My day begins at 5:23 in the morning when Adi sends me a series of text messages. He's standing in the pre-dawn dark outside a Virginia polling place, trying to talk his way inside with a camera crew. He sounds a little disappointed that I'm not in the Bureau yet. As I pull on pants, I tell him that I am already on my bike, nearly there. He knows I'm lying.

Adi is my boss. He is an over-caffeinated Middlebury alumni of the 'manic genius' varietal. He has no semblance of a circadian rhythm, but, in his own panicked way, he does the daily work of three producers. A true Middlebury alumn, he layers long-underwear below his oxford and pairs wool socks with dress shoes. I work long hours for Adi; in return, he keeps me caffeinated and gives me the occasional cigarette. It is a very functional relationship.

Understand that the principal potential energy in the Washington, D.C. equation is naiveté, the bulk of which is supplied by interns. It's difficult to imagine oneself to be the next great American novelist while waving around a press badge with 'INTERN' emblazoned across the bottom. Mark Twain piloted river boats and mined for silver, but he sure as hell never had an internship. (I'm equally doubtful he ever asked a career services office for 'networking tips.')

I, conversely, am the embodiment of every intern cliché you have ever heard. I am very good at getting coffee. Pooja Shahani ('09) had this intern position before me, and I learned quickly that the most effective way to introduce myself in the Bureau was to skip my name and go straight to: "I'm the new Pooja." My credibility around here rides on her coattails.

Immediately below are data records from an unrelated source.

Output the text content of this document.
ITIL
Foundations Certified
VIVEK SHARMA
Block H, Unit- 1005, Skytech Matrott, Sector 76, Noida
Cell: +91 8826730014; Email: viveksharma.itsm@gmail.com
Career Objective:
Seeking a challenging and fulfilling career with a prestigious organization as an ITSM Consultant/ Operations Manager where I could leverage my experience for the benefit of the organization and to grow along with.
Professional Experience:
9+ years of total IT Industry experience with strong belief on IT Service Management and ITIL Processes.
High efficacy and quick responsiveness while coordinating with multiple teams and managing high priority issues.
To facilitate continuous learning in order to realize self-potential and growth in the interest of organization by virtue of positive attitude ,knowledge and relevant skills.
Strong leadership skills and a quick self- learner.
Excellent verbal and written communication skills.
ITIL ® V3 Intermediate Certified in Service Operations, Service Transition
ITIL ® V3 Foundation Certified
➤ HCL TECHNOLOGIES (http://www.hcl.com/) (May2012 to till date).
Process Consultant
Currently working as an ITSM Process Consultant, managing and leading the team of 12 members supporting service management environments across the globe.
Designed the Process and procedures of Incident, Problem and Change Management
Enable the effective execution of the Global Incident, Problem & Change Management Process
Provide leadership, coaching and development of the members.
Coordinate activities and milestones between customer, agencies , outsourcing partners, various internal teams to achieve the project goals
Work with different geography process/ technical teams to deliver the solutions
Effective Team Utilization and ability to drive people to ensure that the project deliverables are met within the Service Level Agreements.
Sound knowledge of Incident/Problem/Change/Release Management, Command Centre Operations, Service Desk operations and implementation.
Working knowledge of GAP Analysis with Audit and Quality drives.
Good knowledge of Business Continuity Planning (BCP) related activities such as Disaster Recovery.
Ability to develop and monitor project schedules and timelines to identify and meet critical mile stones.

Now, fourteen hours after I arrived for the day, the newsroom of the BBC's Washington Bureau is not unlike an eighteenth century British sanatorium-utter bedlam. The place has gone completely mental. Cigarettes, espresso, and toffee Nips are the only things keeping the wheels from coming off the whole operation. People like to argue about partisan bias in the media, but I promise you-at this point, most of the media is too burned out to care one way or another.

I am working the Results Desk. Unlike the American networks, which have platoons of analysts and pages of algorithms to aid them, we don't make projections in-house. Instead, we report what networks are reporting. Our exclusive use of the passive voice would horrify a high-school English teacher. It's not clear that the 'retract' function on our software works correctly, so we are very conservative with publishing official projections.

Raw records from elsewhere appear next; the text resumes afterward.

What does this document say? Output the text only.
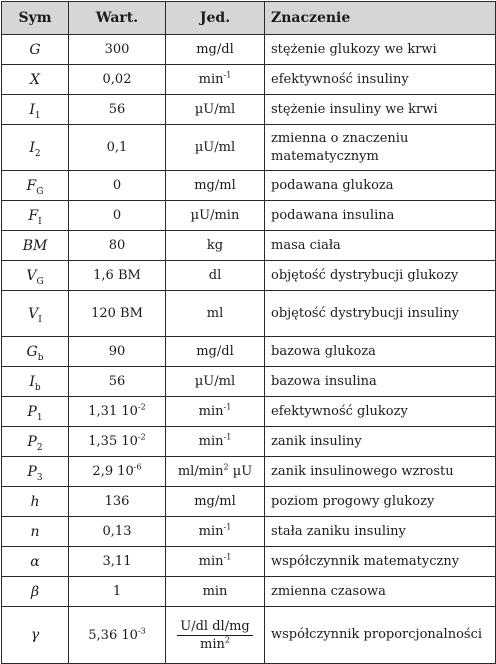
Sym	Wart.	Jed.	Znaczenie
G	300	mg/dl	stężenie glukozy we krwi
X	0,02	$\min^{-1}$	efektywność insuliny
$I_1$	56	µU/ml	stężenie insuliny we krwi
$I_2$	0,1	µU/ml	zmienna o znaczeniu matematycznym
$F_G$	0	mg/ml	podawana glukoza
$F_I$	0	µU/min	podawana insulina
BM	80	kg	masa ciała
$V_G$	1,6 BM	dl	objętość dystrybucji glukozy
$V_I$	120 BM	ml	objętość dystrybucji insuliny
$G_b$	90	mg/dl	bazowa glukoza
$I_b$	56	µU/ml	bazowa insulina
$P_1$	1,31 $10^{-2}$	$\min^{-1}$	efektywność glukozy
$P_2$	1,35 $10^{-2}$	$\min^{-1}$	zanik insuliny
$P_3$	2,9 $10^{-6}$	$ml/\min^2$ µU	zanik insulinowego wzrostu
h	136	mg/ml	poziom progowy glukozy
n	0,13	$\min^{-1}$	stała zaniku insuliny
α	3,11	$\min^{-1}$	współczynnik matematyczny
β	1	min	zmienna czasowa
γ	5,36 $10^{-3}$	$\frac{\text{U/dl dl/mg}}{\min^2}$	współczynnik proporcjonalności
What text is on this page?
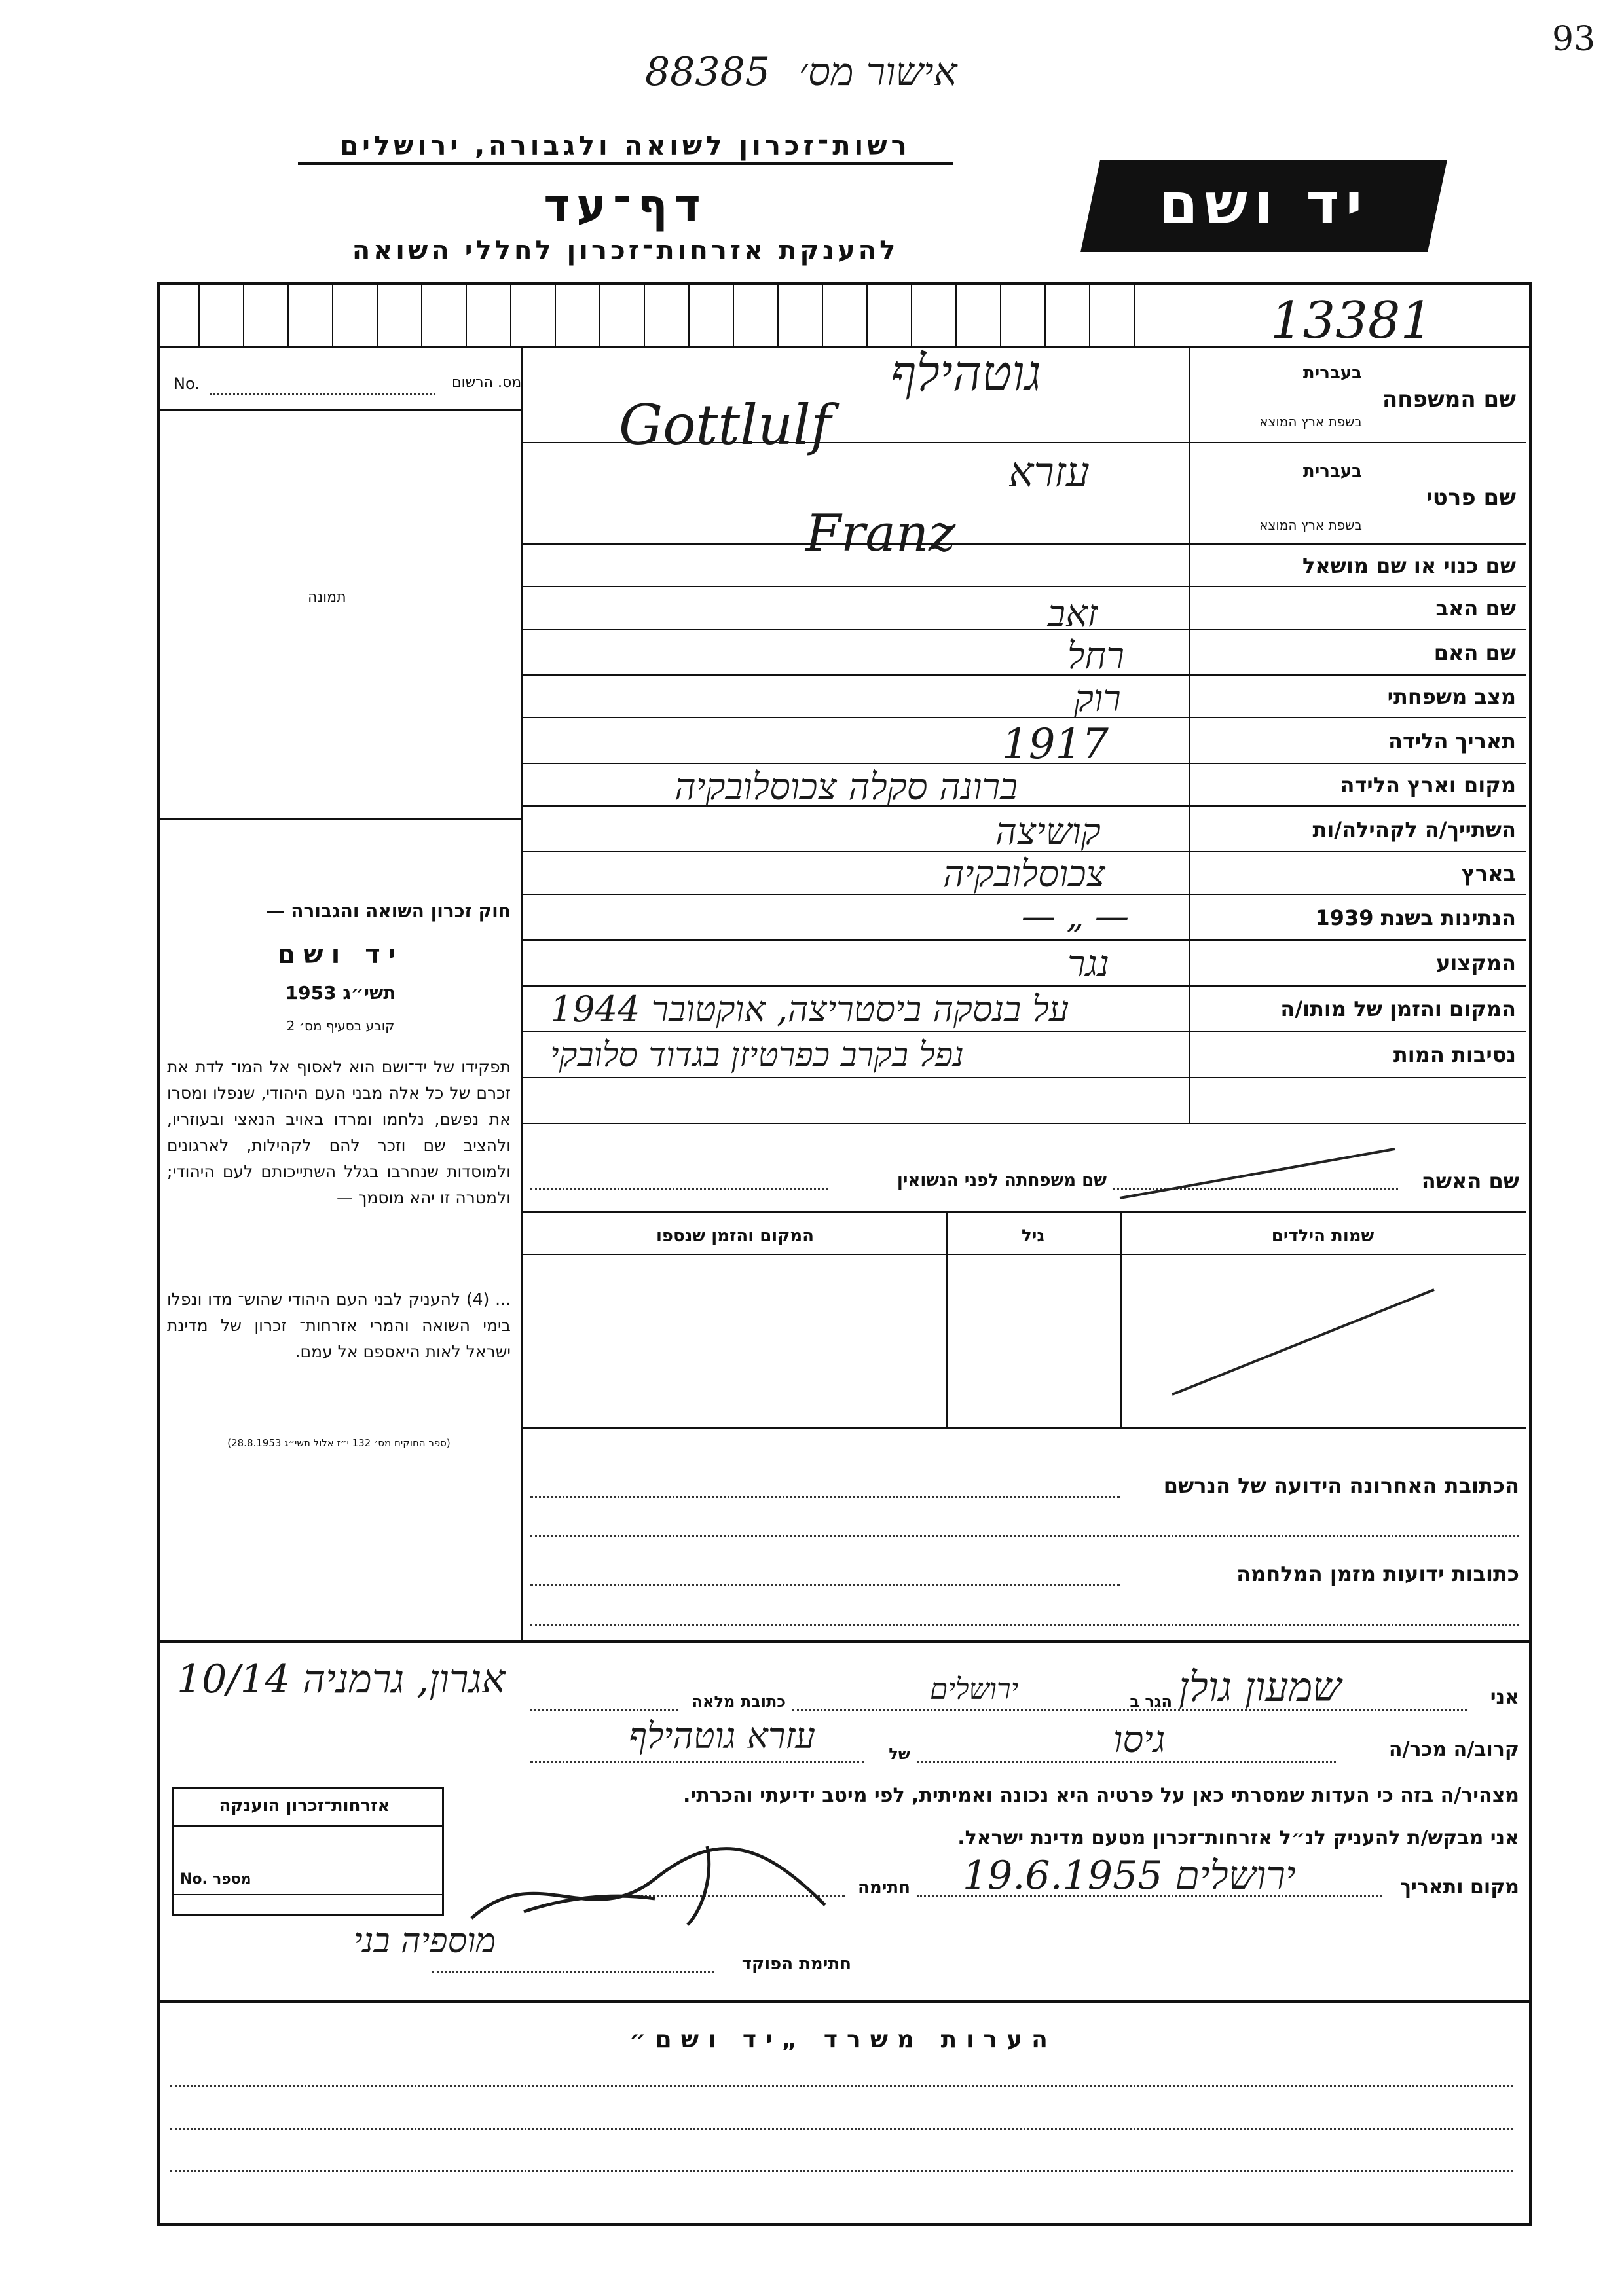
93
88385 אישור מס׳
רשות־זכרון לשואה ולגבורה, ירושלים
דף־עד
להענקת אזרחות־זכרון לחללי השואה
יד ושם
13381
מס. הרשום
No.
תמונה
חוק זכרון השואה והגבורה —
יד ושם
תשי״ג 1953
קובע בסעיף מס׳ 2
תפקידו של יד־ושם הוא לאסוף אל המו־ לדת את זכרם של כל אלה מבני העם היהודי, שנפלו ומסרו את נפשם, נלחמו ומרדו באויב הנאצי ובעוזריו, ולהציב שם וזכר להם לקהילות, לארגונים ולמוסדות שנחרבו בגלל השתייכותם לעם היהודי; ולמטרה זו יהא מוסמך —
... (4) להעניק לבני העם היהודי שהוש־ מדו ונפלו בימי השואה והמרי אזרחות־ זכרון של מדינת ישראל לאות היאספם אל עמם.
(ספר החוקים מס׳ 132 י״ז אלול תשי״ג 28.8.1953)
שם המשפחה
בעברית
בשפת ארץ המוצא
גוטהילף
Gottlulf
שם פרטי
בעברית
בשפת ארץ המוצא
עזרא
Franz
שם כנוי או שם מושאל
שם האב
זאב
שם האם
רחל
מצב משפחתי
רוק
תאריך הלידה
1917
מקום וארץ הלידה
ברונה סקלה צכוסלובקיה
השתייך/ה לקהילה/ות
קושיצה
בארץ
צכוסלובקיה
הנתינות בשנת 1939
— „ —
המקצוע
נגר
המקום והזמן של מותו/ה
על בנסקה ביסטריצה, אוקטובר 1944
נסיבות המות
נפל בקרב כפרטיזן בגדוד סלובקי
שם האשה
שם משפחתה לפני הנשואין
שמות הילדים
גיל
המקום והזמן שנספו
הכתובת האחרונה הידועה של הנרשם
כתובות ידועות מזמן המלחמה
אני
שמעון גולן
הגר ב
ירושלים
כתובת מלאה
אגרון, גרמניה 10/14
קרוב/ה מכר/ה
גיסו
של
עזרא גוטהילף
מצהיר/ה בזה כי העדות שמסרתי כאן על פרטיה היא נכונה ואמיתית, לפי מיטב ידיעתי והכרתי.
אני מבקש/ת להעניק לנ״ל אזרחות־זכרון מטעם מדינת ישראל.
מקום ותאריך
ירושלים 19.6.1955
חתימה
חתימת הפוקד
מוספיה בני
אזרחות־זכרון הוענקה
מספר
No.
הערות משרד „יד ושם״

I am supposed to be watching CBS and NBC, and reporting their projections. However, wires got crossed somewhere-quite literally-so I am watching CBS and 24 Hour Doppler Radar instead. Our neo-Luddite technology bothers me until I see that the local CBS news anchors have been reduced to colouring in newspaper map with blue and red crayons and holding it up to the camera.

In half an hour's time, the first polls close; my middle school Latin teacher would refer to this moment as 'the excrement coming into contact with the cooling device.' I'm hoping for a trickle, but I fear a deluge. I'll out of the bureau sometime before dawn, stomach full of chemicals ending in -ine, heart full of renewed faith in American democracy.

The conventional wisdom in D.C. is that, depending on whether your horse wins or loses the race, you'll spend the night either pulling champagne straight from the bottle or ripping shots of bourbon until you're three sheets to the wind. Personally, I'll take a cup of decaffeinated coffee, this week's New Yorker, and a shot of Thorazine. It's less than eighteen hours until tomorrow's deadline.